Comment un ancien ministre qui a osé forcer un bureau de vote pour voter sans sa pièce d’identité nationale peut-il se prévaloir d’être un héro de la probité républicaine ? Comment un ancien Premier ministre qui a osé accuser son prédécesseur (et devant le corps diplomatique) de détournement de deniers publics sans aucune preuve peut-il aujourd’hui convaincre de sa bonne foi en parlant de traque des biens mal acquis ?

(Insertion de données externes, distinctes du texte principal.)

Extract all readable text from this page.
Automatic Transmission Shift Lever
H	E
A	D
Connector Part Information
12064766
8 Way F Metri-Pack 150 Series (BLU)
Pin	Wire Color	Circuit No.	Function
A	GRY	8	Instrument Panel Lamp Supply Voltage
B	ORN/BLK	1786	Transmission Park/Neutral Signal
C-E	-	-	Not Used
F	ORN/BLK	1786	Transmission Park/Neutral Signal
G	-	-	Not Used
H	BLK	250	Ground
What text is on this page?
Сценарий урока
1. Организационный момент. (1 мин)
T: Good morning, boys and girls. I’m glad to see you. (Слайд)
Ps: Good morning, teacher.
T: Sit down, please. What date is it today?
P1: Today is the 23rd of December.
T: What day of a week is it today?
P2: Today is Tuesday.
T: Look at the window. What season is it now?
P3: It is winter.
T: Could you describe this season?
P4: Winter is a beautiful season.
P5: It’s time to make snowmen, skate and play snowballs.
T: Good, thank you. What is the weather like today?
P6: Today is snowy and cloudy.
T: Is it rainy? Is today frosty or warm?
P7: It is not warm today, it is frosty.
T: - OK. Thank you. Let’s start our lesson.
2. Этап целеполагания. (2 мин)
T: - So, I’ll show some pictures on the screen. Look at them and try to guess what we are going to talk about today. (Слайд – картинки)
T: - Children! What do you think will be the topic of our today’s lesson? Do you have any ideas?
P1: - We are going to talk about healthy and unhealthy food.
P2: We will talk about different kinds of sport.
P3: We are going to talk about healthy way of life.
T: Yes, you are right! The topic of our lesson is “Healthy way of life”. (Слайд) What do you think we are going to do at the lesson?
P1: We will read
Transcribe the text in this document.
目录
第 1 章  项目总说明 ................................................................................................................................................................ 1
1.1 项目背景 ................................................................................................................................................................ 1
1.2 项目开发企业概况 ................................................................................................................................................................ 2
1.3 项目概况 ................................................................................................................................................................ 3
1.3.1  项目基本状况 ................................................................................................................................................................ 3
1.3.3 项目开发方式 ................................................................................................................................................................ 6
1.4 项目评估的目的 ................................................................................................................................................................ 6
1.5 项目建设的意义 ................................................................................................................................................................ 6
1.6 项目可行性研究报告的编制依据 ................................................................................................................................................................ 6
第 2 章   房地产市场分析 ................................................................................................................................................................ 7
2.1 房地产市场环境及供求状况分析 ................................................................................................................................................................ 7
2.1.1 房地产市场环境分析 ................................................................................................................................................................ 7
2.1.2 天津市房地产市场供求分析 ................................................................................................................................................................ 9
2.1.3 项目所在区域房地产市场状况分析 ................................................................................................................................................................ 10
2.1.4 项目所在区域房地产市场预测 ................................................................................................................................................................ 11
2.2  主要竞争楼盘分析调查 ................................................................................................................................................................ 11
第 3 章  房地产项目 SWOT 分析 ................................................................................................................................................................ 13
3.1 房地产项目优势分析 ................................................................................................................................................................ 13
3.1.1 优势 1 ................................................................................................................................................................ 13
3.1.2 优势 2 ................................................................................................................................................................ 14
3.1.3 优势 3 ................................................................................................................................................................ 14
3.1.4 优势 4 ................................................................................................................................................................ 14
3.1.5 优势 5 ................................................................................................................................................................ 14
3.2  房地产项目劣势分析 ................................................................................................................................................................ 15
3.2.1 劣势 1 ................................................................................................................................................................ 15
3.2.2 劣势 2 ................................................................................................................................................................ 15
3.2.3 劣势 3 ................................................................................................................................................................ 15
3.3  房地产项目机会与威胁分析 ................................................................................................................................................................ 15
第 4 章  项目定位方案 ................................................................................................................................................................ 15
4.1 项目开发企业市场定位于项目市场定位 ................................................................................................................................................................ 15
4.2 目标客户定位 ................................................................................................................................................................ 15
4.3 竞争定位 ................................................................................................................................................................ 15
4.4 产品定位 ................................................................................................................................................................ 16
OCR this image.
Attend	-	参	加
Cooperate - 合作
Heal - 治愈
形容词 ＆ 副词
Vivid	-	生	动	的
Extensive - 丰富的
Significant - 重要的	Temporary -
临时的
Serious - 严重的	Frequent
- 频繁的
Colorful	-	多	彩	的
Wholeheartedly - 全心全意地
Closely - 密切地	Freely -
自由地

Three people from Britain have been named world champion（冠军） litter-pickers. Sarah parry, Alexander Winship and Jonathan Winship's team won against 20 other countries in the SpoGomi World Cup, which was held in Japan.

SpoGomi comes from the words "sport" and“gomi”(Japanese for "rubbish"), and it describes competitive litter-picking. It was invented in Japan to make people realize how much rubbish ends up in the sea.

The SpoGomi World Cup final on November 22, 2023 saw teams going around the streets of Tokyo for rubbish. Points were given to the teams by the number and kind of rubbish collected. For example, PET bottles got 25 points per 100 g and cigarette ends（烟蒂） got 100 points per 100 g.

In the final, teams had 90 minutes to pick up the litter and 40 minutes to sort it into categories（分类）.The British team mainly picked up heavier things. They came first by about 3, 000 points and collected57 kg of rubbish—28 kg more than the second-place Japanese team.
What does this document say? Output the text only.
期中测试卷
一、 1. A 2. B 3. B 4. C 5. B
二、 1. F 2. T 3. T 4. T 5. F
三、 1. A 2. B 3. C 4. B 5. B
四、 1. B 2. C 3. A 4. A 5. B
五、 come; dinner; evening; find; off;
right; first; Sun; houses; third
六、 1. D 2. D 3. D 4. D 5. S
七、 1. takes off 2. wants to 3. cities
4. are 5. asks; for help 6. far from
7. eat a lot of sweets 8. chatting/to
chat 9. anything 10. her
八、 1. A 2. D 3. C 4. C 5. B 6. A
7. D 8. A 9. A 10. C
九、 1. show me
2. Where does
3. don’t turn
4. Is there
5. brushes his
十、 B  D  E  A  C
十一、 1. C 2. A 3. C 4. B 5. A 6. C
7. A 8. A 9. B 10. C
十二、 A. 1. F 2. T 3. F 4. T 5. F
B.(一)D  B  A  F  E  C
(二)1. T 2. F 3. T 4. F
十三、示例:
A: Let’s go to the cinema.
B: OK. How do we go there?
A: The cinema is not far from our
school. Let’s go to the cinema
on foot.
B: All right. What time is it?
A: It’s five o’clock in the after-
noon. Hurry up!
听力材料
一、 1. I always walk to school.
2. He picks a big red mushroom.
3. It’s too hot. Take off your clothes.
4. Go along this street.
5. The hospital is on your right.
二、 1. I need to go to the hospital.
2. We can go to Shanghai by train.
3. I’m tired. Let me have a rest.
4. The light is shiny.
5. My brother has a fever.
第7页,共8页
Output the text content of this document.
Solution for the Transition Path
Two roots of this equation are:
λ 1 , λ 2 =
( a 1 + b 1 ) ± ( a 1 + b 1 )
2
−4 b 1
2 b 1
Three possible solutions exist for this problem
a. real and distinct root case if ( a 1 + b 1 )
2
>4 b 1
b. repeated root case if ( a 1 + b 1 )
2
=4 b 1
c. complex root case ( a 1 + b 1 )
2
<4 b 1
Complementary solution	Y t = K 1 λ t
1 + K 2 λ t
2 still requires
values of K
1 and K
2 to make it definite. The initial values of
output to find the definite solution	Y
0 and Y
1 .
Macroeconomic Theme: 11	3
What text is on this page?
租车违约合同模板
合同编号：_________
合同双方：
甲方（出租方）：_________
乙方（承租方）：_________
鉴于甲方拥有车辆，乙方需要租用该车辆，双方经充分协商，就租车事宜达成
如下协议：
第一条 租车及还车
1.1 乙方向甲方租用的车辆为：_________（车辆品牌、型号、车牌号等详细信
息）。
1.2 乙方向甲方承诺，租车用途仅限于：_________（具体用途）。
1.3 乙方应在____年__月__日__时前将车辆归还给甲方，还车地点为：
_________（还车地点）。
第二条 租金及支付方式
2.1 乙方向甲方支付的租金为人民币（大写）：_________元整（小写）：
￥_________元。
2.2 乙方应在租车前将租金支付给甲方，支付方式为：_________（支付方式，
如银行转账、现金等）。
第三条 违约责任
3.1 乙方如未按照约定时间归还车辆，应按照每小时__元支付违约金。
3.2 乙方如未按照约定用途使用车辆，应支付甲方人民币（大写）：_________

Pire, comment croire une presse qui a eu l’outrecuidance d’occulter les preuves de la fausseté de la grave allégation sur le salaire des juges du Conseil constitutionnel ? Comment peut-on diffuser et entretenir un si gros mensonge et continuer encore à revendiquer une quelconque déontologie ? Comment respecter une presse dont l’une des vocations est désormais de jouer à l’entremetteur qui facilite la transhumance politique ? Comment donner du crédit à une presse qui a décidé d’occulter le grand désastre qu’a été la compagne de commercialisation de l’arachide cette année ?
Mon Dieu pourquoi tant de silence et de lâcheté face à la violation des droits dans notre pays depuis l’avènement de Macky Sall au pouvoir ? Comment a-t-on réussi, en si peu de temps, à procéder à une conversion morale si radicale de la société sénégalaise pour que ce qui était naguère le mal devienne le bien ?
On a divisé les Sénégalais en deux catégories : d’un côté les propres doublés de patriotes et de l’autre, les corrompus dénués de toute vertu. La nomination de Mimi Touré au poste de Premier ministre n’est rien d’autre qu’une prime à la délation, à la discorde, à la haine et au manichéisme.
Pour le moment les Sénégalais refusent de regarder la vérité en face, à savoir la médiocrité d’un régime dont la raison d’être et le seul mode d’action sont la manipulation des consciences et la fabrique d’une opinion publique frivole. Le jour où ils auront le courage de regarder cette tragique vérité en face, je ne serai pas surpris de les voir «se suicider» par groupes.